Douglas Menefee is CIO of The Schumacher Group, a privately held emergency medical practice management firm based in Lafayette, La. More than half of the company’s business processes are handled in a software-as-a-service environment, with the rest managed on-site. Menefee has found the transition to this mixed model relatively painless, and says it allows him to focus more on strategy, while also contributing to a sharp reduction in worker turnover.

“We wanted to refocus our people to become innovators, to leverage software rather than supporting it,” he says. “My role now is more at the strategic level. It’s less about what I control and more about what business problem I’m trying to solve.”

IT staff turnover, meanwhile, has gone from 87 percent three years ago to zero last year. “I’d be ecstatic to have it all run somewhere else,” he says.

That won’t happen overnight. Schumacher manages patient data, so it needs systems that are compliant with the Health Insurance Portability and Accountability Act (HIPAA). For the time being, that means sticking with software from GE that is managed on-premises.

But Menefee is open to migrating that data to a service provider major vendors like Google begin to meet federal standards for patient records. Their expertise in security, he says, should outstrip anything he’s able to muster in a 40-person IT shop.

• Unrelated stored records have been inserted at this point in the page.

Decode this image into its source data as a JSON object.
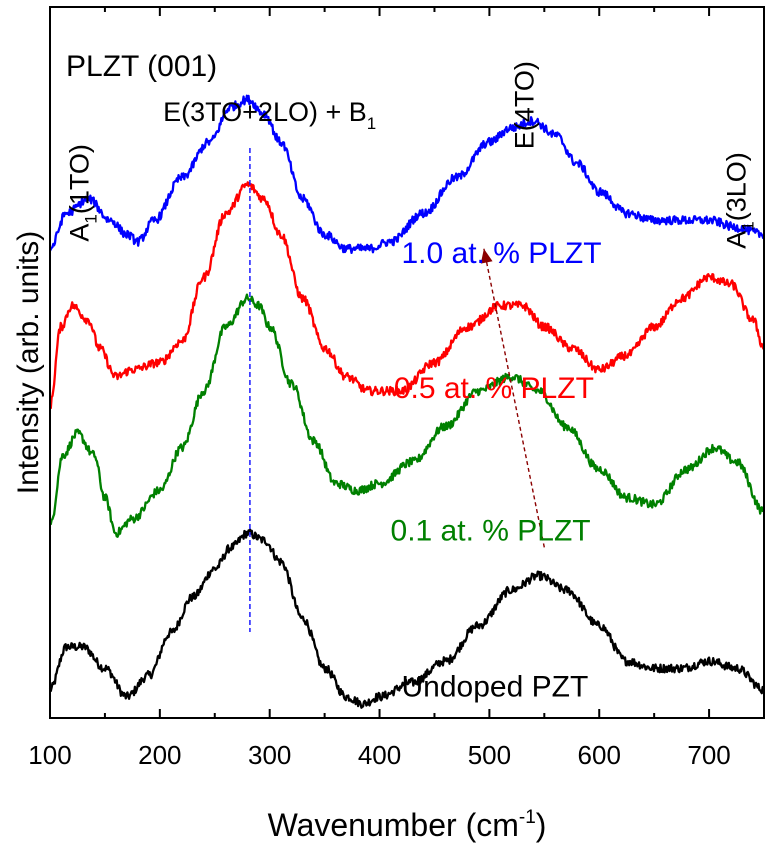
{
  "chart_data": {
    "type": "line",
    "title": "PLZT (001)",
    "xlabel_main": "Wavenumber (cm",
    "xlabel_sup": "-1",
    "xlabel_close": ")",
    "ylabel": "Intensity (arb. units)",
    "xlim": [
      100,
      750
    ],
    "ylim": [
      0,
      1
    ],
    "y_ticks_shown": false,
    "x_ticks": [
      100,
      200,
      300,
      400,
      500,
      600,
      700
    ],
    "x_tick_labels": [
      "100",
      "200",
      "300",
      "400",
      "500",
      "600",
      "700"
    ],
    "reference_line": {
      "x": 282,
      "color": "#1a1aff",
      "style": "dashed"
    },
    "trend_arrow": {
      "from_x": 550,
      "from_y": 0.24,
      "to_x": 495,
      "to_y": 0.66,
      "color": "#8b0000"
    },
    "peak_annotations": [
      {
        "main": "A",
        "sub": "1",
        "rest": "(1TO)",
        "x": 135,
        "y": 0.67,
        "rotated": true
      },
      {
        "main": "E(3TO+2LO) + B",
        "sub": "1",
        "rest": "",
        "x": 300,
        "y": 0.84,
        "rotated": false
      },
      {
        "main": "E(4TO)",
        "sub": "",
        "rest": "",
        "x": 540,
        "y": 0.8,
        "rotated": true
      },
      {
        "main": "A",
        "sub": "1",
        "rest": "(3LO)",
        "x": 733,
        "y": 0.66,
        "rotated": true
      }
    ],
    "series": [
      {
        "name": "Undoped PZT",
        "label": "Undoped PZT",
        "color": "#000000",
        "label_x": 420,
        "label_y": 0.03,
        "x": [
          100,
          115,
          130,
          150,
          170,
          190,
          210,
          230,
          250,
          265,
          280,
          295,
          310,
          330,
          350,
          370,
          385,
          400,
          430,
          460,
          490,
          520,
          545,
          570,
          600,
          625,
          650,
          675,
          700,
          725,
          750
        ],
        "y": [
          0.04,
          0.1,
          0.1,
          0.07,
          0.03,
          0.06,
          0.12,
          0.17,
          0.21,
          0.24,
          0.26,
          0.25,
          0.22,
          0.14,
          0.07,
          0.03,
          0.02,
          0.03,
          0.05,
          0.08,
          0.13,
          0.18,
          0.2,
          0.18,
          0.13,
          0.08,
          0.07,
          0.07,
          0.08,
          0.07,
          0.04
        ]
      },
      {
        "name": "0.1 at. % PLZT",
        "label": "0.1 at. % PLZT",
        "color": "#008000",
        "label_x": 410,
        "label_y": 0.25,
        "x": [
          100,
          112,
          125,
          140,
          150,
          160,
          175,
          200,
          220,
          240,
          260,
          280,
          290,
          300,
          320,
          340,
          360,
          380,
          400,
          430,
          460,
          490,
          520,
          545,
          570,
          600,
          625,
          650,
          680,
          705,
          725,
          750
        ],
        "y": [
          0.27,
          0.37,
          0.4,
          0.37,
          0.31,
          0.26,
          0.28,
          0.32,
          0.38,
          0.46,
          0.55,
          0.59,
          0.58,
          0.55,
          0.47,
          0.39,
          0.33,
          0.32,
          0.33,
          0.36,
          0.41,
          0.46,
          0.48,
          0.46,
          0.41,
          0.35,
          0.31,
          0.3,
          0.35,
          0.38,
          0.36,
          0.29
        ]
      },
      {
        "name": "0.5 at. % PLZT",
        "label": "0.5 at. % PLZT",
        "color": "#ff0000",
        "label_x": 413,
        "label_y": 0.45,
        "x": [
          100,
          110,
          120,
          135,
          145,
          160,
          175,
          200,
          220,
          240,
          260,
          280,
          295,
          310,
          330,
          350,
          370,
          390,
          420,
          450,
          480,
          510,
          530,
          550,
          575,
          600,
          625,
          650,
          675,
          700,
          720,
          740,
          750
        ],
        "y": [
          0.44,
          0.55,
          0.58,
          0.56,
          0.52,
          0.48,
          0.49,
          0.5,
          0.53,
          0.62,
          0.71,
          0.75,
          0.73,
          0.68,
          0.59,
          0.52,
          0.48,
          0.46,
          0.46,
          0.5,
          0.55,
          0.58,
          0.58,
          0.55,
          0.52,
          0.49,
          0.51,
          0.55,
          0.59,
          0.62,
          0.61,
          0.56,
          0.52
        ]
      },
      {
        "name": "1.0 at. % PLZT",
        "label": "1.0 at. % PLZT",
        "color": "#0000ff",
        "label_x": 420,
        "label_y": 0.64,
        "x": [
          100,
          115,
          135,
          155,
          170,
          180,
          195,
          220,
          245,
          265,
          280,
          295,
          310,
          330,
          350,
          370,
          390,
          410,
          440,
          470,
          500,
          520,
          540,
          560,
          580,
          600,
          625,
          650,
          675,
          700,
          725,
          750
        ],
        "y": [
          0.66,
          0.71,
          0.73,
          0.7,
          0.68,
          0.67,
          0.7,
          0.76,
          0.81,
          0.86,
          0.87,
          0.85,
          0.81,
          0.73,
          0.68,
          0.66,
          0.66,
          0.67,
          0.71,
          0.76,
          0.81,
          0.83,
          0.84,
          0.82,
          0.78,
          0.74,
          0.71,
          0.7,
          0.7,
          0.7,
          0.69,
          0.68
        ]
      }
    ]
  }
}
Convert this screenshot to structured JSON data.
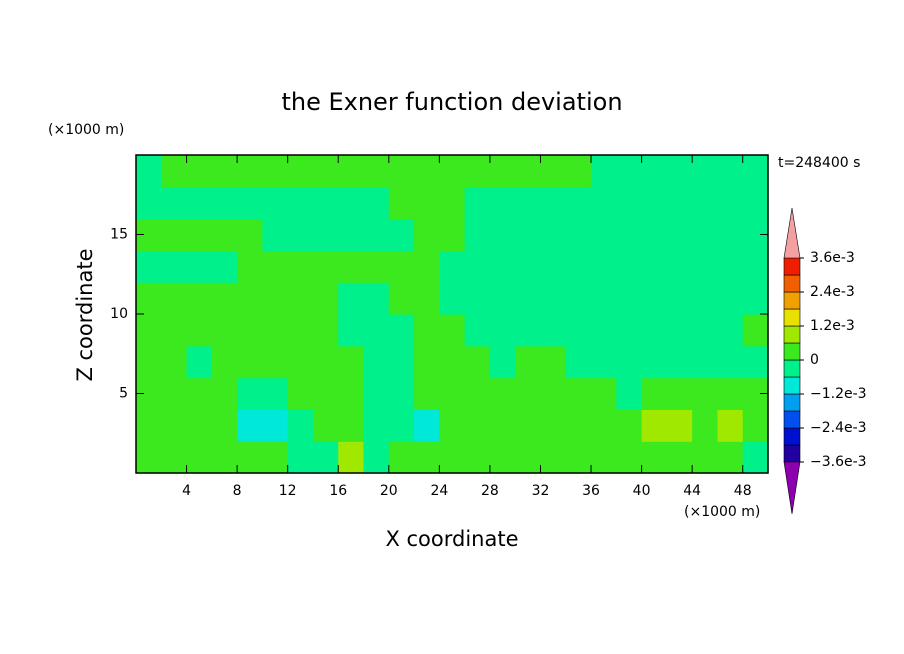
{
  "chart_data": {
    "type": "contour",
    "title": "the Exner function deviation",
    "x_label": "X coordinate",
    "y_label": "Z coordinate",
    "x_unit": "(×1000 m)",
    "y_unit": "(×1000 m)",
    "time_label": "t=248400 s",
    "xlim": [
      0,
      50
    ],
    "ylim": [
      0,
      20
    ],
    "xticks": [
      4,
      8,
      12,
      16,
      20,
      24,
      28,
      32,
      36,
      40,
      44,
      48
    ],
    "yticks": [
      5,
      10,
      15
    ],
    "levels": [
      -0.0036,
      -0.003,
      -0.0024,
      -0.0018,
      -0.0012,
      -0.0006,
      0,
      0.0006,
      0.0012,
      0.0018,
      0.0024,
      0.003,
      0.0036
    ],
    "colors": [
      "#8c00b0",
      "#2000a0",
      "#0010d0",
      "#0050f0",
      "#00a0f0",
      "#00e8d8",
      "#00f08c",
      "#3ce81e",
      "#a0e800",
      "#e8e000",
      "#f0a000",
      "#f06000",
      "#f01e00",
      "#f4a0a0"
    ],
    "colorbar_ticks": [
      {
        "value": 0.0036,
        "label": "3.6e-3"
      },
      {
        "value": 0.0024,
        "label": "2.4e-3"
      },
      {
        "value": 0.0012,
        "label": "1.2e-3"
      },
      0,
      {
        "value": -0.0012,
        "label": "−1.2e-3"
      },
      {
        "value": -0.0024,
        "label": "−2.4e-3"
      },
      {
        "value": -0.0036,
        "label": "−3.6e-3"
      }
    ],
    "z": [
      [
        0.0003,
        0.0003,
        0.0003,
        0.0003,
        0.0003,
        0.0003,
        -0.0003,
        -0.0003,
        0.0009,
        -0.0003,
        0.0003,
        0.0003,
        0.0003,
        0.0003,
        0.0003,
        0.0003,
        0.0003,
        0.0003,
        0.0003,
        0.0003,
        0.0003,
        0.0003,
        0.0003,
        0.0003,
        -0.0003
      ],
      [
        0.0003,
        0.0003,
        0.0003,
        0.0003,
        -0.0009,
        -0.0009,
        -0.0003,
        0.0003,
        0.0003,
        -0.0003,
        -0.0003,
        -0.0009,
        0.0003,
        0.0003,
        0.0003,
        0.0003,
        0.0003,
        0.0003,
        0.0003,
        0.0003,
        0.0009,
        0.0009,
        0.0003,
        0.0009,
        0.0003
      ],
      [
        0.0003,
        0.0003,
        0.0003,
        0.0003,
        -0.0003,
        -0.0003,
        0.0003,
        0.0003,
        0.0003,
        -0.0003,
        -0.0003,
        0.0003,
        0.0003,
        0.0003,
        0.0003,
        0.0003,
        0.0003,
        0.0003,
        0.0003,
        -0.0003,
        0.0003,
        0.0003,
        0.0003,
        0.0003,
        0.0003
      ],
      [
        0.0003,
        0.0003,
        -0.0003,
        0.0003,
        0.0003,
        0.0003,
        0.0003,
        0.0003,
        0.0003,
        -0.0003,
        -0.0003,
        0.0003,
        0.0003,
        0.0003,
        -0.0003,
        0.0003,
        0.0003,
        -0.0003,
        -0.0003,
        -0.0003,
        -0.0003,
        -0.0003,
        -0.0003,
        -0.0003,
        -0.0003
      ],
      [
        0.0003,
        0.0003,
        0.0003,
        0.0003,
        0.0003,
        0.0003,
        0.0003,
        0.0003,
        -0.0003,
        -0.0003,
        -0.0003,
        0.0003,
        0.0003,
        -0.0003,
        -0.0003,
        -0.0003,
        -0.0003,
        -0.0003,
        -0.0003,
        -0.0003,
        -0.0003,
        -0.0003,
        -0.0003,
        -0.0003,
        0.0003
      ],
      [
        0.0003,
        0.0003,
        0.0003,
        0.0003,
        0.0003,
        0.0003,
        0.0003,
        0.0003,
        -0.0003,
        -0.0003,
        0.0003,
        0.0003,
        -0.0003,
        -0.0003,
        -0.0003,
        -0.0003,
        -0.0003,
        -0.0003,
        -0.0003,
        -0.0003,
        -0.0003,
        -0.0003,
        -0.0003,
        -0.0003,
        -0.0003
      ],
      [
        -0.0003,
        -0.0003,
        -0.0003,
        -0.0003,
        0.0003,
        0.0003,
        0.0003,
        0.0003,
        0.0003,
        0.0003,
        0.0003,
        0.0003,
        -0.0003,
        -0.0003,
        -0.0003,
        -0.0003,
        -0.0003,
        -0.0003,
        -0.0003,
        -0.0003,
        -0.0003,
        -0.0003,
        -0.0003,
        -0.0003,
        -0.0003
      ],
      [
        0.0003,
        0.0003,
        0.0003,
        0.0003,
        0.0003,
        -0.0003,
        -0.0003,
        -0.0003,
        -0.0003,
        -0.0003,
        -0.0003,
        0.0003,
        0.0003,
        -0.0003,
        -0.0003,
        -0.0003,
        -0.0003,
        -0.0003,
        -0.0003,
        -0.0003,
        -0.0003,
        -0.0003,
        -0.0003,
        -0.0003,
        -0.0003
      ],
      [
        -0.0003,
        -0.0003,
        -0.0003,
        -0.0003,
        -0.0003,
        -0.0003,
        -0.0003,
        -0.0003,
        -0.0003,
        -0.0003,
        0.0003,
        0.0003,
        0.0003,
        -0.0003,
        -0.0003,
        -0.0003,
        -0.0003,
        -0.0003,
        -0.0003,
        -0.0003,
        -0.0003,
        -0.0003,
        -0.0003,
        -0.0003,
        -0.0003
      ],
      [
        -0.0003,
        0.0003,
        0.0003,
        0.0003,
        0.0003,
        0.0003,
        0.0003,
        0.0003,
        0.0003,
        0.0003,
        0.0003,
        0.0003,
        0.0003,
        0.0003,
        0.0003,
        0.0003,
        0.0003,
        0.0003,
        -0.0003,
        -0.0003,
        -0.0003,
        -0.0003,
        -0.0003,
        -0.0003,
        -0.0003
      ]
    ]
  }
}
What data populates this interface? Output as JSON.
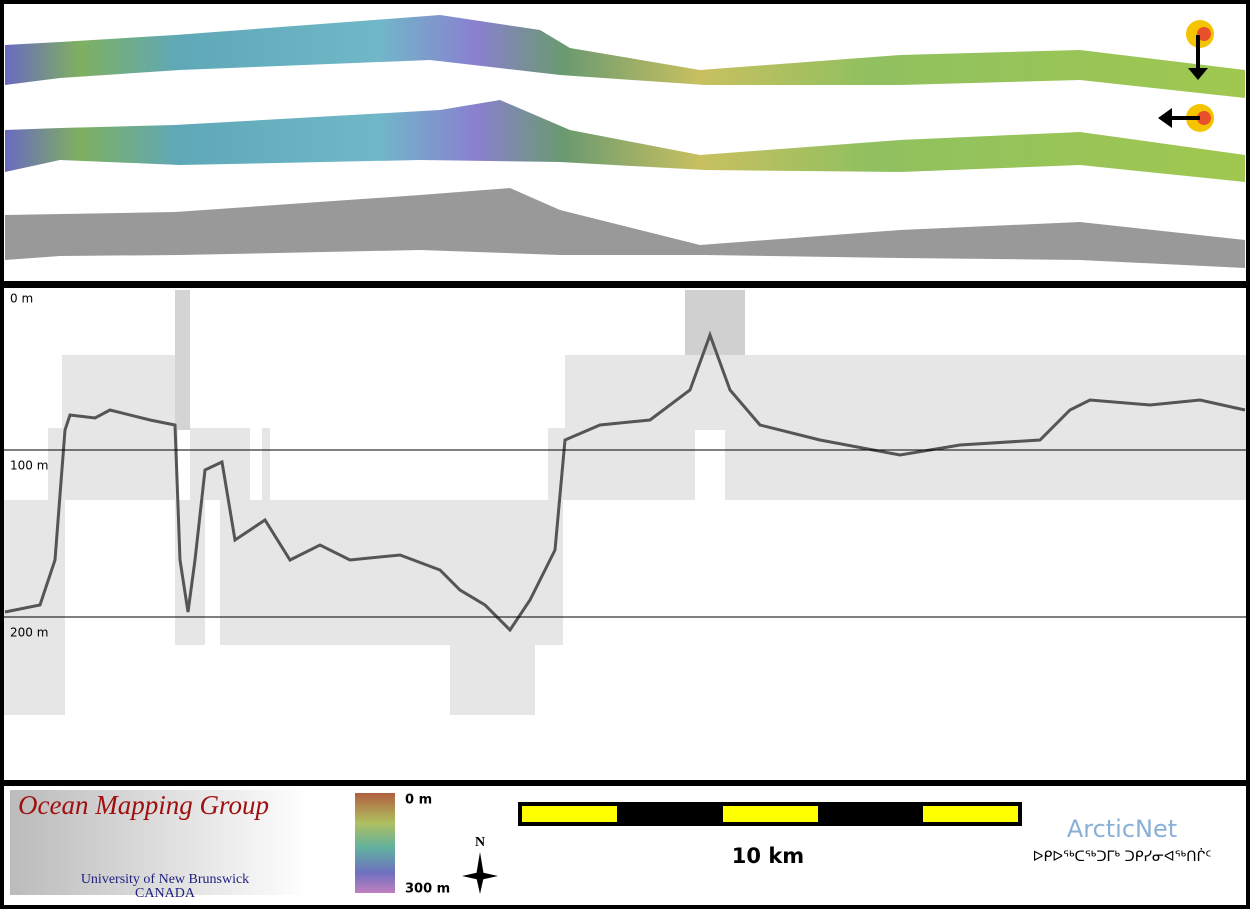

(His logic echoes one of Nick Carr’s predictions on the future of cloud computing: “As big companies like Google, Salesforce.com and SAP move into this arena, they will invest a lot of time, money and technological expertise to make sure companies can be confident that data will be safe and secure and isn’t going to leak through to other companies’ hands. It’s going to take time. It comes down to a matter of building trust between supplier and buyer.”)

Menefee approached software services as a business-continuity issue after arriving at the company three years ago, in the wake of hurricanes Katrina and Rita. “I was interested in redundancy,” he says. Menefee switched from a homegrown CRM application to Salesforce.com to manage the 2,500 independent contractors Schumacher uses to staff hospitals in several states. Scheduling and accounts payable for this large group also are delivered as services, but systems for the company’s 700 full-time employees are still run on-site.

Getting it all to work together takes some planning. Menefee selects services on the strength of their APIs, to make sure he has access to all the data he needs—and some specialized tools, including an appliance from Cast Iron Systems that helps applications communicate through the firewall.

Menefee says the transition has been easier at a midsize company than it might be at a very large one, but he attributes that more to culture than to technology. “People are harder than technology,” he says. “You have to lead people, not just manage them.”